Un esempio concreto? Ci è capitato di vedere istituti dove i ragazzi e le ragazze con disabilità devono pagarsi persino le torte di compleanno.
- Parliamo poi del parziale riconoscimento del carovita. Questa misura, insieme a quella dell’anno scorso, va a ridurre il potere d’acquisto delle dipendenti e dei dipendenti dello Stato per il secondo anno consecutivo. L’effetto si accumula e influenzerà tutta la loro carriera. A questo si aggiunge la decisione di non sostituire una parte del personale partente. Questa scelta, basata su logiche contabili e non strategiche, peggiorerà le condizioni di lavoro del personale e la qualità dei servizi offerti alla popolazione.
- Anche la polizia viene toccata, ma non con un ridimensionamento del numero di ufficiali cresciuto in maniera esponenziale negli ultimi anni, bensì con la riduzione il prossimo anno, e la cancellazione nel seguente, della scuola di polizia. Largo ai giovani, viene da dire.
- Che dire della scuola, che subisce la decisione del Parlamento di non sostituire una parte del personale partente? Non è forse abbastanza chiaro quali sono il carico di lavoro e di responsabilità delle docenti e dei docenti e del personale che li sostiene? Forse qualcuno si illude che, in un modo o nell’altro, ciò non avrà ricadute sulle attività degli allievi? Se peraltro, volessimo citare il rapporto IDHEAP, tanto caro a chi vuole uccidere il servizio pubblico, il settore della formazione è proprio uno degli ambiti in cui il nostro Cantone spende meno della media svizzera.
- Per concludere, voglio fare un esempio concreto di cosa significa «raschiare il fondo del barile». Tra le misure elencate ce ne sono alcune con un impatto finanziario di 30 o 40’000 franchi. Alcune sono giustificate, ma non andrebbero considerate come misure di risparmio, bensì come semplici aggiustamenti di una normale gestione responsabile delle risorse. Queste cifre rappresentano lo 0,06% del deficit del nostro Cantone, quindi hanno un impatto minimo sulla spesa complessiva.
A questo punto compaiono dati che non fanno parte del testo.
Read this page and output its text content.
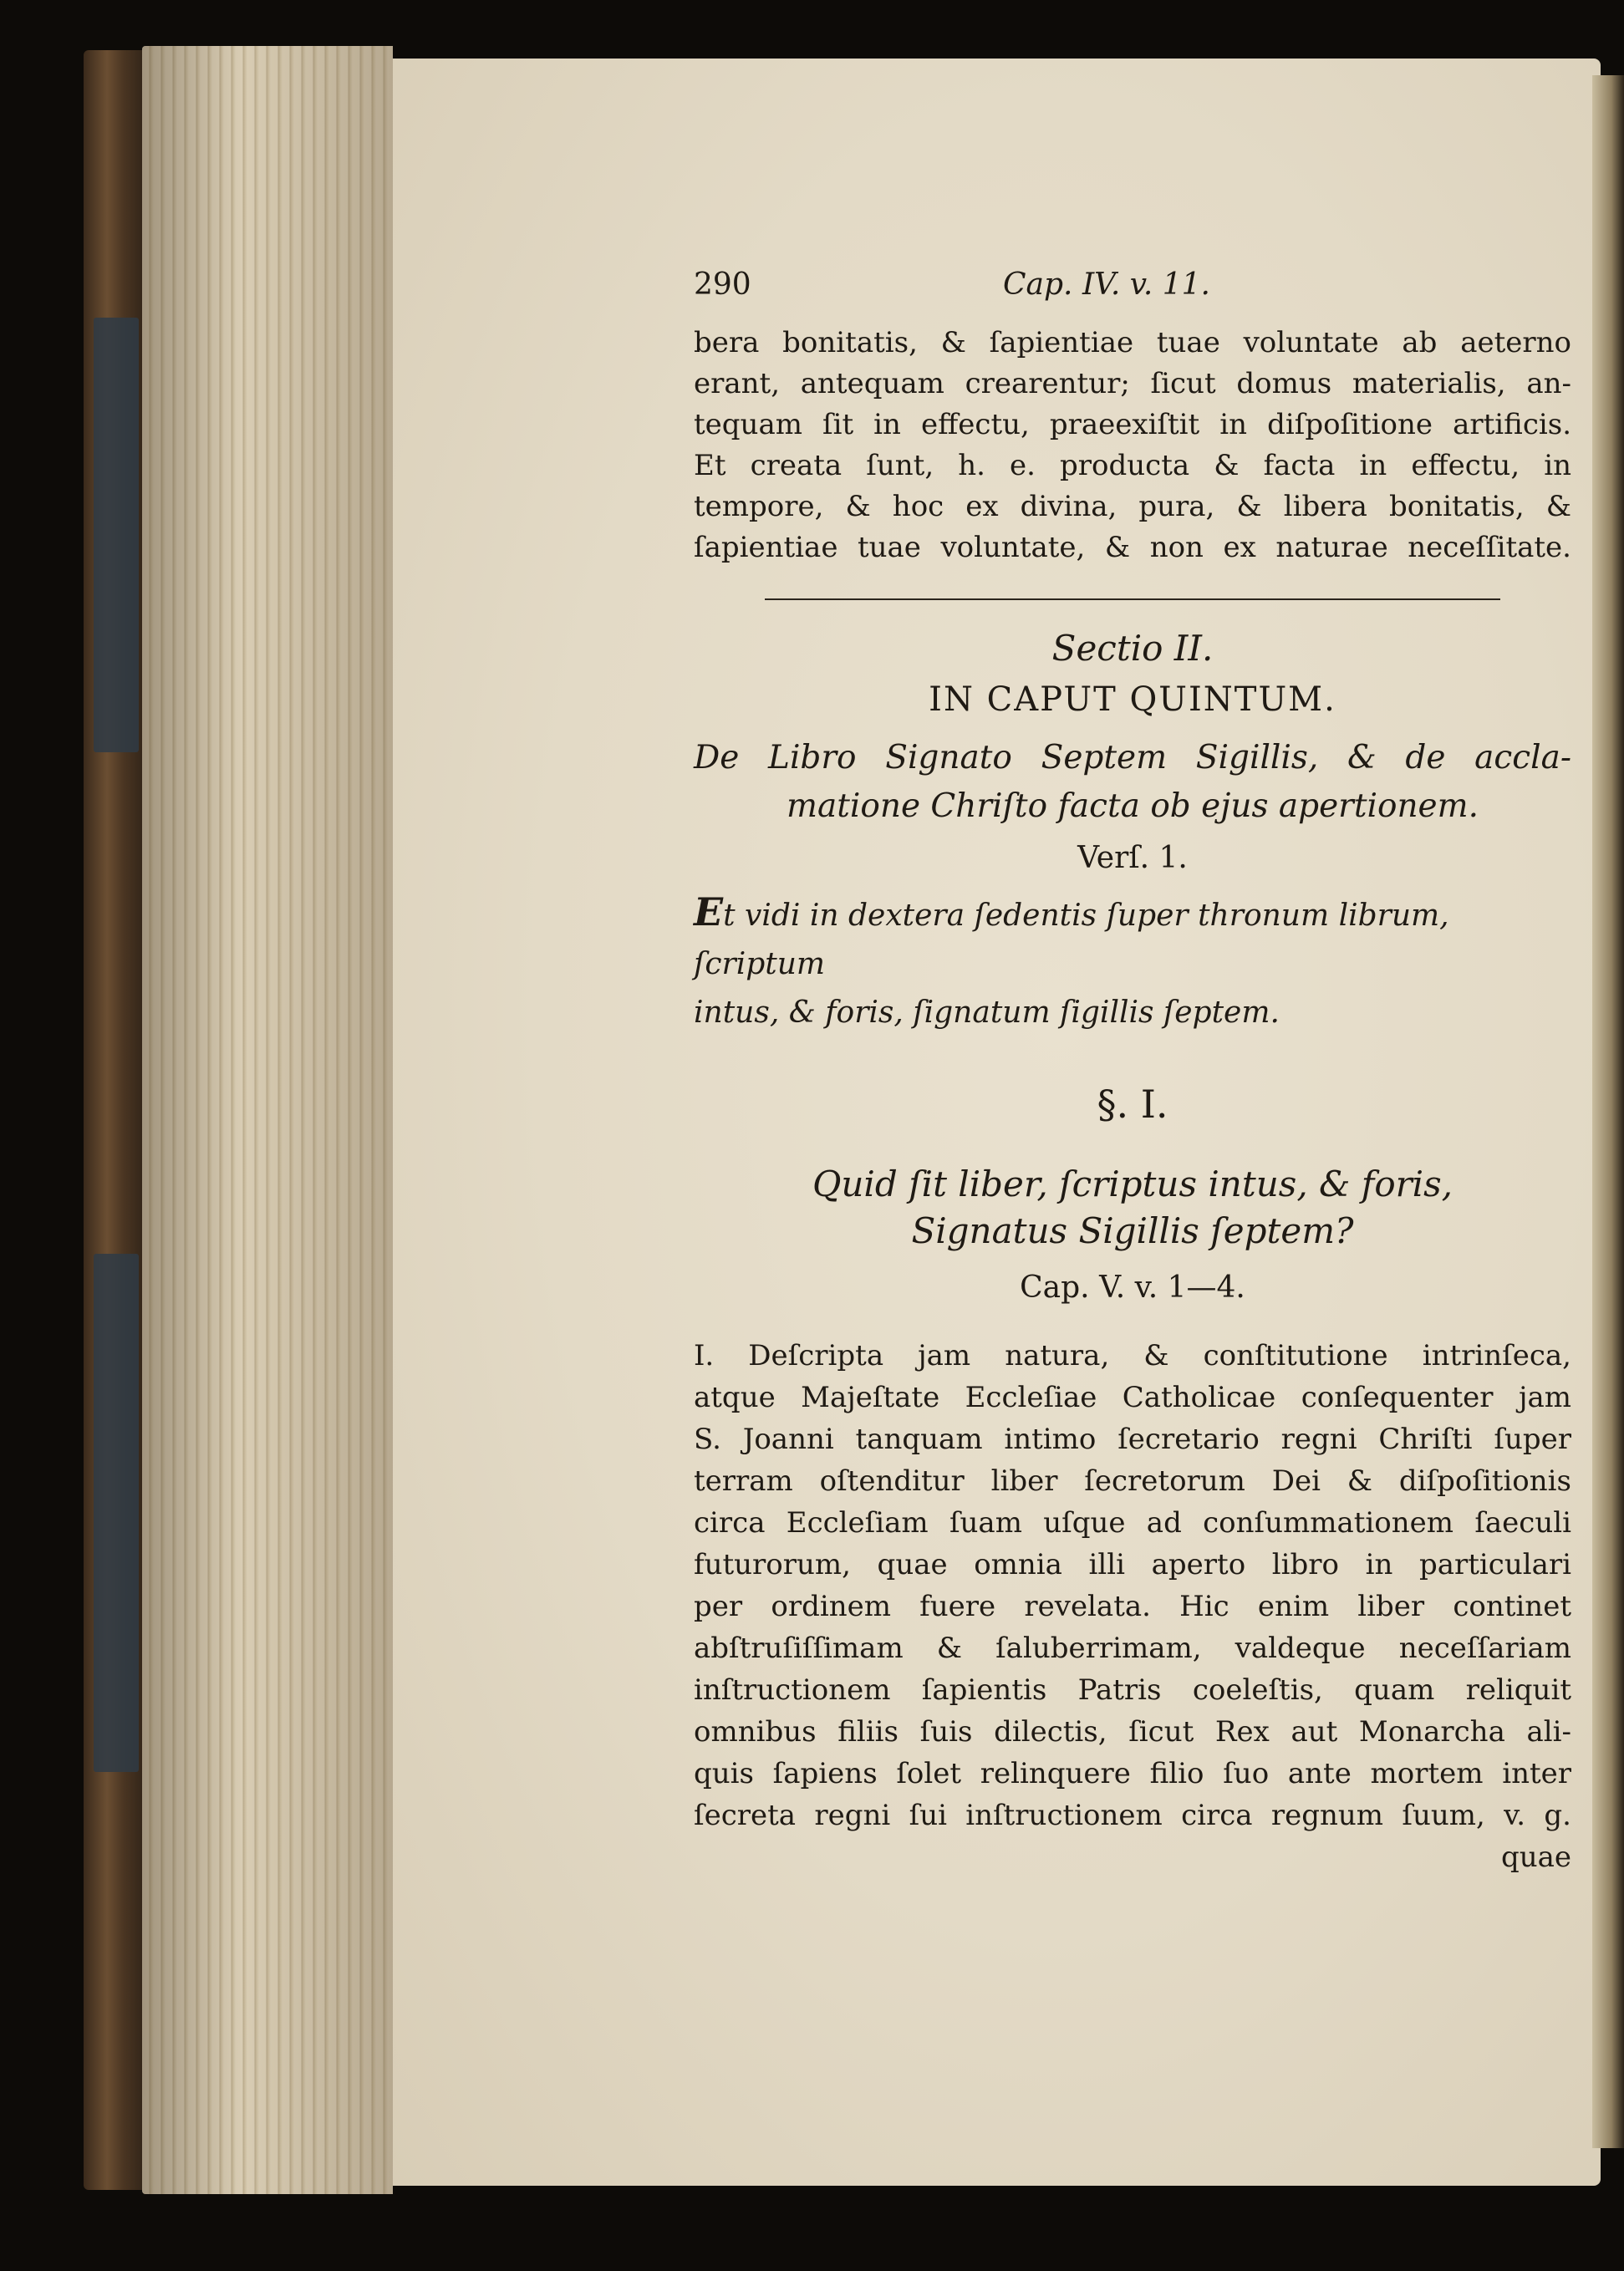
290	Cap. IV. v. 11.

bera bonitatis, & ſapientiae tuae voluntate ab aeterno
erant, antequam crearentur; ſicut domus materialis, an-
tequam ſit in effectu, praeexiſtit in diſpoſitione artificis.
Et creata ſunt, h. e. producta & facta in effectu, in
tempore, & hoc ex divina, pura, & libera bonitatis, &
ſapientiae tuae voluntate, & non ex naturae neceſſitate.

Sectio II.
IN CAPUT QUINTUM.
De Libro Signato Septem Sigillis, & de accla-
matione Chriſto facta ob ejus apertionem.
Verſ. 1.
Et vidi in dextera ſedentis ſuper thronum librum, ſcriptum
intus, & foris, ſignatum ſigillis ſeptem.
§. I.
Quid ſit liber, ſcriptus intus, & foris,
Signatus Sigillis ſeptem?
Cap. V. v. 1—4.

I. Deſcripta jam natura, & conſtitutione intrinſeca,
atque Majeſtate Eccleſiae Catholicae conſequenter jam
S. Joanni tanquam intimo ſecretario regni Chriſti ſuper
terram oſtenditur liber ſecretorum Dei & diſpoſitionis
circa Eccleſiam ſuam uſque ad conſummationem ſaeculi
futurorum, quae omnia illi aperto libro in particulari
per ordinem fuere revelata. Hic enim liber continet
abſtruſiſſimam & ſaluberrimam, valdeque neceſſariam
inſtructionem ſapientis Patris coeleſtis, quam reliquit
omnibus filiis ſuis dilectis, ſicut Rex aut Monarcha ali-
quis ſapiens ſolet relinquere filio ſuo ante mortem inter
ſecreta regni ſui inſtructionem circa regnum ſuum, v. g.

quae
Eppure, alcune di queste misure colpiscono duramente le persone e le famiglie. Un esempio? Aumentare i prezzi dei prodotti nelle mense scolastiche di soli 10 o 40 centesimi per raccogliere 100’000 franchi in più. Siamo arrivati al punto in cui, per far quadrare i conti, si applica l’aumento del costo della vita persino sulla merenda dei bambini. È semplicemente assurdo!
Non possiamo accettare di essere ostaggio dei numeri, sia che si tratti di un decreto o di un freno finanziario, cambia poco. Se davvero si vuole migliorare il bilancio in modo strutturale, non si può procedere così, con misure assurde messe insieme solo per cercare di far quadrare i conti. Questo modo di fare non ha una visione a lungo termine, manca una vera progettualità.